Hal ini menyebabkan elektabilitas Ganjar dan Prabowo di kalangan perempuan semakin tipis jaraknya pada survei Agustus 2023. Jika dipantau dari tiga kali survei sejak Januari 2023, jarak dukungan perempuan pada Ganjar dan Prabowo semakin dekat, dari 6,1 persen lalu menjadi 1,8 persen, dan kini hanya selisih 0,9 persen.
Sementara elektabilitas Anies di kelompok perempuan pemilih justru menurun sebesar 1,5 persen menjadi 13,5 persen. Padahal, pada survei Mei 2023 sudah meningkat 2,5 persen dibandingkan survei Januari 2023.
Dari tiga besar bakal capres, terlihat elektabilitas Anies paling rendah. Namun, jika dibandingkan dengan laki-laki pemilih pada tiga besar bakal capres, perempuan yang memilih Anies justru lebih tinggi (53,2 persen). Ganjar dan Prabowo cenderung lebih unggul pada laki-laki pemilih.
Besar dukungan itu memang masih sangat dinamis. Orientasi pilihan sementara juga masih pada sosok bakal capres, belum melihat siapa bakal calon wakil presidennya.

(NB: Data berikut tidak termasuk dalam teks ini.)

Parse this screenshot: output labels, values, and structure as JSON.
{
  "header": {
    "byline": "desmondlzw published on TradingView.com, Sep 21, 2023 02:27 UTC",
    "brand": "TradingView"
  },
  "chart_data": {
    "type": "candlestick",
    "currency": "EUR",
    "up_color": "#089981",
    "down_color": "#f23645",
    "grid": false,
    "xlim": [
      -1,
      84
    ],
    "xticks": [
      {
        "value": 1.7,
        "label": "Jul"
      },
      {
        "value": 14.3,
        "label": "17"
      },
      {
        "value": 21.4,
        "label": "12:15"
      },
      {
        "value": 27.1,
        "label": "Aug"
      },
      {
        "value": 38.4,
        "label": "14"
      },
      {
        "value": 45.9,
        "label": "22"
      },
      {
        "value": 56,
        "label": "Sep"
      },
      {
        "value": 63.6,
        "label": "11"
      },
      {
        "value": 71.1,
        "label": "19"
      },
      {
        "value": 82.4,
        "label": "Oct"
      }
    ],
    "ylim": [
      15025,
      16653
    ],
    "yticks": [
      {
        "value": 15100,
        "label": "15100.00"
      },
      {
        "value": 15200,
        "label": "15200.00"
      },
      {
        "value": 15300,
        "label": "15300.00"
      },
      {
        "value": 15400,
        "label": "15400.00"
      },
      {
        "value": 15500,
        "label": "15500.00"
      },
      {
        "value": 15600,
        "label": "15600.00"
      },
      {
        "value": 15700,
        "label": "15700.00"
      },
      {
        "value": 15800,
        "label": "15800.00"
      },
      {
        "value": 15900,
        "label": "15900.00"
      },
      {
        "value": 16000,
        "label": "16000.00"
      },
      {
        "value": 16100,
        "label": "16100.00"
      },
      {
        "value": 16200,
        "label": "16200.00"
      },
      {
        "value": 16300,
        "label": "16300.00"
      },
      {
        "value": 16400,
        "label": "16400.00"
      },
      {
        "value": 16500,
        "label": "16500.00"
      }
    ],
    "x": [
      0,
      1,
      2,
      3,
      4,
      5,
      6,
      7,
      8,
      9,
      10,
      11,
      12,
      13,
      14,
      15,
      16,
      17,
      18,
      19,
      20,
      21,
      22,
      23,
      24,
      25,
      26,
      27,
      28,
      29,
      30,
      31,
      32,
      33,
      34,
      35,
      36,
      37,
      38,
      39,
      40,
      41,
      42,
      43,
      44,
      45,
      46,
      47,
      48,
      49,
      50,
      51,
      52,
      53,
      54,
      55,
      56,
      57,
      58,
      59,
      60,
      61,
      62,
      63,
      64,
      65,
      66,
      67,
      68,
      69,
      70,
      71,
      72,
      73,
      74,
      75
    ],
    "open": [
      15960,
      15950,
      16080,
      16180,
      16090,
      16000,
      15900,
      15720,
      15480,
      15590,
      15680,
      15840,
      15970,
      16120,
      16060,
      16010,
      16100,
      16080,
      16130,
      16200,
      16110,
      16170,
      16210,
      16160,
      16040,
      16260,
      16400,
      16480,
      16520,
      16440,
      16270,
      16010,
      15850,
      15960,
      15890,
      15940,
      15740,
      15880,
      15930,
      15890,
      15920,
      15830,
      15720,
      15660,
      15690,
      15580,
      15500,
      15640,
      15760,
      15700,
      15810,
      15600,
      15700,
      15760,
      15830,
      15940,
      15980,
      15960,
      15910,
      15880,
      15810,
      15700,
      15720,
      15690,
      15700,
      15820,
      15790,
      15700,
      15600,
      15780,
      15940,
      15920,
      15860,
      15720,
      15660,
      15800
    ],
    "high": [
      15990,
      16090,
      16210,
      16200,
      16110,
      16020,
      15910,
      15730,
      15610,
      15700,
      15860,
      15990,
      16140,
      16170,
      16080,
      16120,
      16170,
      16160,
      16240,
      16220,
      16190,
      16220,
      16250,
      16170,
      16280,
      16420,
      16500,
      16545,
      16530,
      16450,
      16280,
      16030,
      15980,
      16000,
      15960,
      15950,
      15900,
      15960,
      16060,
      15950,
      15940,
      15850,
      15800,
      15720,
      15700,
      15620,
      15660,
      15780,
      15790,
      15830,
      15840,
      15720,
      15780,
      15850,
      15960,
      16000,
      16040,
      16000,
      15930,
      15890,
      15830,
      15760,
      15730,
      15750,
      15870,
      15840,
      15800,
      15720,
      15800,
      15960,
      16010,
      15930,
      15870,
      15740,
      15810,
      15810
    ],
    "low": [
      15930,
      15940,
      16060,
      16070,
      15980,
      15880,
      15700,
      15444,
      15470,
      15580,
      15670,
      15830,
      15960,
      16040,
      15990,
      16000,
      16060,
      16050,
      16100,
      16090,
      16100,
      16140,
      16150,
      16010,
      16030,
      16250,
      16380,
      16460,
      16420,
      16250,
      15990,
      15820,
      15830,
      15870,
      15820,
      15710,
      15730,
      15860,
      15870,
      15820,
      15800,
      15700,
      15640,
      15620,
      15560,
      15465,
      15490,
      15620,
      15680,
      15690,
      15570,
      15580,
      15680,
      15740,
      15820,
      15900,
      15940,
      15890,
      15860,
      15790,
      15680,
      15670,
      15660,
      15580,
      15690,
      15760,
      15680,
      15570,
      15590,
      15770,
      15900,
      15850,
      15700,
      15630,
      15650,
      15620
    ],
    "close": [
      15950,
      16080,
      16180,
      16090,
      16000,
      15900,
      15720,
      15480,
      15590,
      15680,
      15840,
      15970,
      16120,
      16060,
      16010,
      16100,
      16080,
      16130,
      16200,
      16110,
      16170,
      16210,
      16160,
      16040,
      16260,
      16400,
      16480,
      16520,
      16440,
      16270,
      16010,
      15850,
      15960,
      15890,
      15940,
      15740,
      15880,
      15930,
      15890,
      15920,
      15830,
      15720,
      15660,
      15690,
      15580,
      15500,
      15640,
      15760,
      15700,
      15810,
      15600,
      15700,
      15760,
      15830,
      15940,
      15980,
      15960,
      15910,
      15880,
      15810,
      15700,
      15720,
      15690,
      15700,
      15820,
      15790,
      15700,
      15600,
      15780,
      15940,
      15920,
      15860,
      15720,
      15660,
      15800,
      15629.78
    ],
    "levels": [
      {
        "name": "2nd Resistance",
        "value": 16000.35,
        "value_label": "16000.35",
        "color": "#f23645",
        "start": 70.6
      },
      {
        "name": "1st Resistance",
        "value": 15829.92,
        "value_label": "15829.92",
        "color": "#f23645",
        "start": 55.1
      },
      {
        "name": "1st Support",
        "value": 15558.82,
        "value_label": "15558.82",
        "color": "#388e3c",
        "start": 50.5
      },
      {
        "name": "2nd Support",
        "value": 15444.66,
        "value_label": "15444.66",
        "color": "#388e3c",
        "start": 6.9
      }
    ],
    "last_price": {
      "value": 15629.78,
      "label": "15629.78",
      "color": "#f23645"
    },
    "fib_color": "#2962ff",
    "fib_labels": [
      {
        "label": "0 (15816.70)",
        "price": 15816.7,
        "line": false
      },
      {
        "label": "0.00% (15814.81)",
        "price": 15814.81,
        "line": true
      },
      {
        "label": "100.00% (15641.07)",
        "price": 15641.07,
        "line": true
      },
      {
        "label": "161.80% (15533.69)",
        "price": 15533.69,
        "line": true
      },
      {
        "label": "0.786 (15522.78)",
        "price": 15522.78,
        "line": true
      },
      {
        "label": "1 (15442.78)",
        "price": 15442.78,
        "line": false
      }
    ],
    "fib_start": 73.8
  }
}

Konstelasi politik dengan perubahan peta koalisi partai politik juga masih potensial memengaruhi pergeseran pilihan di kalangan pemilih, termasuk perempuan pemilih. Bergabungnya Partai Golkar dan Partai Amanat Nasional (PAN) ke dalam barisan pendukung Prabowo membuat peta politik berubah.
Bergabungnya Golkar dan Partai Kebangkitan Bangsa (PKB) yang kemudian membuat nama koalisi berubah, dari Koalisi Kebangkitan Indonesia Raya (KKIR) menjadi Koalisi Indonesia Maju, membuat PKB yang semula berada dalam barisan pendukung Prabowo keluar dari koalisi itu dan bergabung bersama Koalisi Perubahan untuk Persatuan yang mengusung Anies sebagai bakal capres. Ketua Umum PKB Muhaimin Iskandar pun dipilih sebagai bakal cawapres mendampingi Anies.
Pertanyaannya kemudian, apakah dipasangkannya Muhaimin menjadi bakal cawapres Anies akan dapat menarik suara perempuan pemilih dari PKB yang sebelumnya mendukung Prabowo?
Survei Litbang Kompas periode Agustus 2023 memotret seberapa besar peluang perubahan arah dukungan perempuan pemilih. Jika diselisik lebih dalam, sumbangan perempuan dari kelompok pemilih Anies hanya 2,2 persen yang disumbang dari perempuan pemilih PKB.
Sementara dari kelompok perempuan pemilih Ganjar, sebanyak 8,2 persen disumbang dari pemilih PKB dan Prabowo terekam mencapai 11,9 persen. Sumbangan perempuan pemilih PKB ke Prabowo yang tercatat lebih besar dibandingkan Anies dan Ganjar boleh jadi tak lepas dari koalisi PKB dan Gerindra yang sudah dijajaki sejak Agustus 2022 meskipun kemudian berpisah jalur politik.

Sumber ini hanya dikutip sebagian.